Implikasi bagi pelanggan LCC adalah bahwa responden mungkin perlu mengorbankan kenyamanan atau layanan tertentu demi mendapatkan harga yang lebih rendah. Sedangkan bagi pelanggan FSC, keandalan layanan dan pengalaman perjalanan yang nyaman menjadi faktor utama dalam memilih maskapai, sehingga maskapai harus terus memastikan standar tinggi dalam aspek layanan utama.
4. Kesimpulan
Kesimpulan dari penelitian ini adalah sebagai berikut:
1. Indeks Kepuasan Pelanggan (CSI):
- a. LCC mendapatkan skor kepuasan 72,87, yang berada dalam kategori "Puas", menunjukkan bahwa meskipun maskapai berbiaya rendah masih dapat memenuhi ekspektasi pelanggan, terdapat ruang untuk perbaikan terutama dalam aspek layanan.
- b. FSC memperoleh skor 81,06, masuk dalam kategori "Sangat Puas", yang mengindikasikan bahwa layanan yang diberikan sudah sesuai dengan ekspektasi pelanggan, meskipun tetap perlu mempertahankan kualitasnya.
- 2. Rekomendasi Importance Performance Analysis (IPA)
- a. Pada LCC, beberapa atribut yang masuk dalam Kuadran I (Prioritas Perbaikan) dan perlu menjadi perhatian utama adalah Layanan Desk Check-in dan Konfirmasi Penerbangan. Ini menunjukkan bahwa pelanggan menganggap atribut ini sangat penting, tetapi kinerjanya masih belum memadai.
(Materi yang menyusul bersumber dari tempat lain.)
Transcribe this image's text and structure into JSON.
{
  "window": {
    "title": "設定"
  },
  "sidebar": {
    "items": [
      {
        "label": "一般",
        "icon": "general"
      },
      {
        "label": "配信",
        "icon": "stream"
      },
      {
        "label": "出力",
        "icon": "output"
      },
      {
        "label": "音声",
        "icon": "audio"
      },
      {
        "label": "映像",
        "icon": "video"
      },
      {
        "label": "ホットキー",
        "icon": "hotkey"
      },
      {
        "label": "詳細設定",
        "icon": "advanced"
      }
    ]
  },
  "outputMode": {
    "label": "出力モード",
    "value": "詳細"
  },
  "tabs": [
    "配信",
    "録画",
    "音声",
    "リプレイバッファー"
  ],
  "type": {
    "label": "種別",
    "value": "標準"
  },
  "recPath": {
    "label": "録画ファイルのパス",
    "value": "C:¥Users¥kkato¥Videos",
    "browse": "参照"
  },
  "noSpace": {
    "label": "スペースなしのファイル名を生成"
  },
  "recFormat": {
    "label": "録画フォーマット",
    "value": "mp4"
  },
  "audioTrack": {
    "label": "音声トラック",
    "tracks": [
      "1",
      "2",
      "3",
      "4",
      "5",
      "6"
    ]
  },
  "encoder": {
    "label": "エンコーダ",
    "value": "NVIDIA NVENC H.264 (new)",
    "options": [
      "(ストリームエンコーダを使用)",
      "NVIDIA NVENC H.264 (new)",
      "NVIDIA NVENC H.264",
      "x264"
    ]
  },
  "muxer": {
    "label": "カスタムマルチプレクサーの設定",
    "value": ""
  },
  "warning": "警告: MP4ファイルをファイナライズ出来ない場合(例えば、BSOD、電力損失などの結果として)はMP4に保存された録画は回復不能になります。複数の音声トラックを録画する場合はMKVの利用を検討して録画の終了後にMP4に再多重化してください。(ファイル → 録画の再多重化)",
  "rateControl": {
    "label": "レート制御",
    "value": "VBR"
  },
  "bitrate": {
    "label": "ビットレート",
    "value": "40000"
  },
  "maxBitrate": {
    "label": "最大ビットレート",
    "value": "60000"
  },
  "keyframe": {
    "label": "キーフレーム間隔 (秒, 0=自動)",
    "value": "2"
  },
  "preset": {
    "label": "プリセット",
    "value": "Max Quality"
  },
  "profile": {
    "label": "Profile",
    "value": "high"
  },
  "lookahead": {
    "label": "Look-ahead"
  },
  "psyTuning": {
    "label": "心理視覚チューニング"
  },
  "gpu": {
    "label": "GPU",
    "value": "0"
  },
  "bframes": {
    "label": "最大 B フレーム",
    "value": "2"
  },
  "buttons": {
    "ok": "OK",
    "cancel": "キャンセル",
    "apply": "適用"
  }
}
- b. Pada FSC, sebagian besar atribut masuk dalam kategori "Pertahankan Prestasi", yang berarti layanan yang diberikan sudah sesuai atau melebihi ekspektasi pelanggan, dan perlu dipertahankan atau ditingkatkan lebih lanjut untuk menjaga loyalitas pelanggan.
- 3. Pola Perjalanan dan Preferensi Pengguna
- a. Mayoritas pengguna melakukan perjalanan kurang dari 4 kali per bulan, menunjukkan bahwa sebagian besar pelanggan bukanlah frequent flyers, tetapi masih memiliki ekspektasi tinggi terhadap layanan.
- b. Maksud perjalanan utama adalah untuk penugasan kantor, baik pada LCC maupun FSC, menandakan bahwa perjalanan bisnis masih menjadi segmen utama pasar penerbangan domestik dan regional.
- c. LCC lebih banyak dipilih untuk perjalanan liburan, sementara FSC lebih dominan untuk perjalanan bisnis, mengonfirmasi bahwa faktor harga memainkan peran besar dalam keputusan pelanggan, terutama untuk perjalanan pribadi.
- 4. Implikasi Kebijakan bagi Operator Maskapai
- a. LCC perlu meningkatkan efisiensi layanan tanpa mengorbankan kualitas dasar, terutama dalam aspek desk check-in dan konfirmasi penerbangan, yang menjadi titik kritis dalam pengalaman pelanggan.
- b. Peningkatan digitalisasi layanan, seperti otomatisasi check-in dan verifikasi tiket berbasis teknologi, dapat menjadi solusi bagi LCC untuk meningkatkan kepuasan tanpa meningkatkan biaya operasional secara signifikan.
- c. FSC harus mempertahankan standar layanan premium dan terus meningkatkan pengalaman pelanggan, misalnya dengan meningkatkan personalisasi layanan in-flight, akses lounge, serta fleksibilitas tiket bagi pelaku perjalanan bisnis.
- d. Strategi diferensiasi harga dan layanan yang lebih fleksibel, misalnya dengan menawarkan pilihan layanan tambahan berbayar bagi pelanggan LCC
- yang menginginkan pengalaman lebih baik, tanpa mengubah struktur biaya inti maskapai.
- 5. Implikasi Kebijakan bagi Regulator
- a. Regulasi standar minimum layanan untuk LCC perlu diperjelas untuk memastikan bahwa meskipun harga tiket lebih murah, standar dasar layanan seperti kepastian check-in, akurasi informasi penerbangan, dan keandalan layanan pelanggan tetap terpenuhi.
- b. Evaluasi berkala terhadap kualitas layanan maskapai oleh regulator dapat membantu menjaga standar industri dan memberikan insentif bagi maskapai untuk meningkatkan kualitas pelayanan.
- c. Dorongan kebijakan untuk pengembangan infrastruktur bandara yang lebih ramah bagi penumpang LCC, seperti peningkatan fasilitas self-service check-in, akses transportasi terintegrasi, dan penanganan bagasi yang lebih efisien.
- d. Promosi transparansi dalam perbandingan layanan maskapai, misalnya dengan menyediakan sistem rating publik resmi berdasarkan survei kepuasan pelanggan, agar pengguna dapat membuat keputusan yang lebih terinformasi.